Post by svQuesto è un dato di fatto incontrovertibile. Potrà non piacere ma é così.
Mah... A me pare soltanto un opinione, peraltro mal supportata da fatti
concreti che non siano dei calcoli estrapolati da un imbuto ristrettissimo.
Post by svIl caso di Zorn mi sembra diversoe lo considero un'eccezione. Credo che Zorn
abbia soggiornato in Giappone e il suo è un successo planetario che si
rivolge a fasce di pubblico che con il jazz in genere hanno ben poco a che
fare. Dubito che un jazz fans serio possa avere molto interesse per la
musica di Zorn che pesca in ambiti diversi: rock, pop e musica
contemporanea. In ogni caso è una moda che si inserisce nel revival, o
riscoperta, o rilancio delle musiche ebraiche in genere.
Non si dovrebbe neanche commentare, se non con una risatina. Si confonde un
fenomeno come il "klezmer revival" (che risale agli anni Sessanta e s'è
fermato intorno agli anni Ottanta) con un "rilancio delle musiche (?)

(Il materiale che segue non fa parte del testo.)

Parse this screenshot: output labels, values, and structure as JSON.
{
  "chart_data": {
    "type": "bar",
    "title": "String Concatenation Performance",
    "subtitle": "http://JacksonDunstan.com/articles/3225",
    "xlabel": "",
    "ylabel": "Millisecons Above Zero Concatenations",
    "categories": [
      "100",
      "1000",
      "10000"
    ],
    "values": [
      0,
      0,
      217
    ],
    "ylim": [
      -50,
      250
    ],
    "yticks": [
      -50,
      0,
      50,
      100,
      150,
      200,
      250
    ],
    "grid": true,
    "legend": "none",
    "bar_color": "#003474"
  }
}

ebraiche in genere" (??????!!!!!!!), definizione un po' (tanto) generica e
che evidenzia una sconcertante mancanza di informazioni, uno iato culturale
sprezzante quanto preoccupante in chi s'atteggia a profeta del jazz già
venuto (ma che dovrà ancora venire a forza di cloni del Messia: Veschi deve
avere letto e riletto la vita di Z'vi Shabbatai). Pazienza. D'altronde, si
tratta di un produttore più preoccupato di promuovere i propri prodotti in
qualsiasi modo, anche a costo di falsare buona parte della storia del jazz,
prendendo il prossimo per fesso. Pazienza, c'è chi si diverte così,
spacciando i propri gusti per asserzioni di carattere para-psicologico
(direi paranormale), allo scopo, per l'appunto, di spacciare la propria
Vulgata per verità sacrosanta. Quanta più dignità e meno miseria culturale
nel dire, più semplicemente: "John Zorn non mi piace". Si tira fuori,
invece, l'improbabilità di una teoria artefatta, si ricorre a paralleli
spericolati (come se chi ama John Zorn non potesse, per chissà quale strano
limite mentale, amare Kenny Dorham o Booker Ervin: in realtà, il timore è
che cbi compra un cd in più di Zorn forse non comprerà anche un cd della Red
Records... Capisco questo capitalismo casalingo travestito da missione
umanitaria, ma che diamine, un po' di ritegno...), ci si esibisce in vere
arrampicate sugli specchi.
I bari possono essere entusiasmanti, possono esercitare una mirabile arte di
prestidigitazione, possono assurgere a vette teatrali appassionanti per
quanto vuote. Il fatto è che certi smerciatori di verità preconfezionate non
richiamano i fasti un po' pompieristici del Cirque du Soleil, ma lo spento
tavolino -all'angolo della strada, un capannello di allocchi e curiosi
irridenti- del gioco delle tre carte.
GMG
PS: Rock, pop e musica contemporanea sono filoni linguistici da cui il jazz
odierno trae ispirazione e viceversa, com'è sempre capitato. Per cui,
l'affermazione su Zorn sa di tautologia. Per il resto, Zorn è artista che
sicuramente è evaso dagli angusti confini del jazz ridotto a brutta copia
dello hard bop d'antan, e non è un caso che proprio a lui si debba uno fra i
più apprezzabili tributi a Sonny Clark. E' triste che si cerchi di ridurre
un artista di grande caratura a un fatto etnico (non fu un fake di Veschi a
sostenere che Zorn è un prodotto delle lobby ebraiche? Vorrei
sbagliarmi...), come se i fatti etnici non fossero fatti culturali (il che è
curioso da parte di uno strampalato individuo che in continuazione predica
la rivoluzione del jazz "latino": ma è chiaro che vi vede un riscatto da
parte di artisti che altrimenti sarebbero "latini" e basta), soprattutto in
un'epoca come la nostra. Artisti come Zorn (e molti altri di diversa
provenienza: ascoltavo poc'anzi "Divine Shadows" di Dhafer Youssef, un
lavoro di fascino impressionante) sono stati più ricettivi nei confronti di
ciò che la globalizzazione implicava nei suoi aspetti più positivi, la
possibilità, cioè, di revitalizzare una cultura occidentale stanca ed
esausta, centripeta persino in un linguaggio creativo come il jazz. Così
facendo sono certamente evasi dal jazz canonico , ma è al jazz che comunque
guardano come modello di rielaborazione linguistica a tutto tondo, pur
proponendo un qualcosa che si discosta dalla tradizione orale
africana-americana e i suoi derivati. Il "rilancio" delle musiche (?)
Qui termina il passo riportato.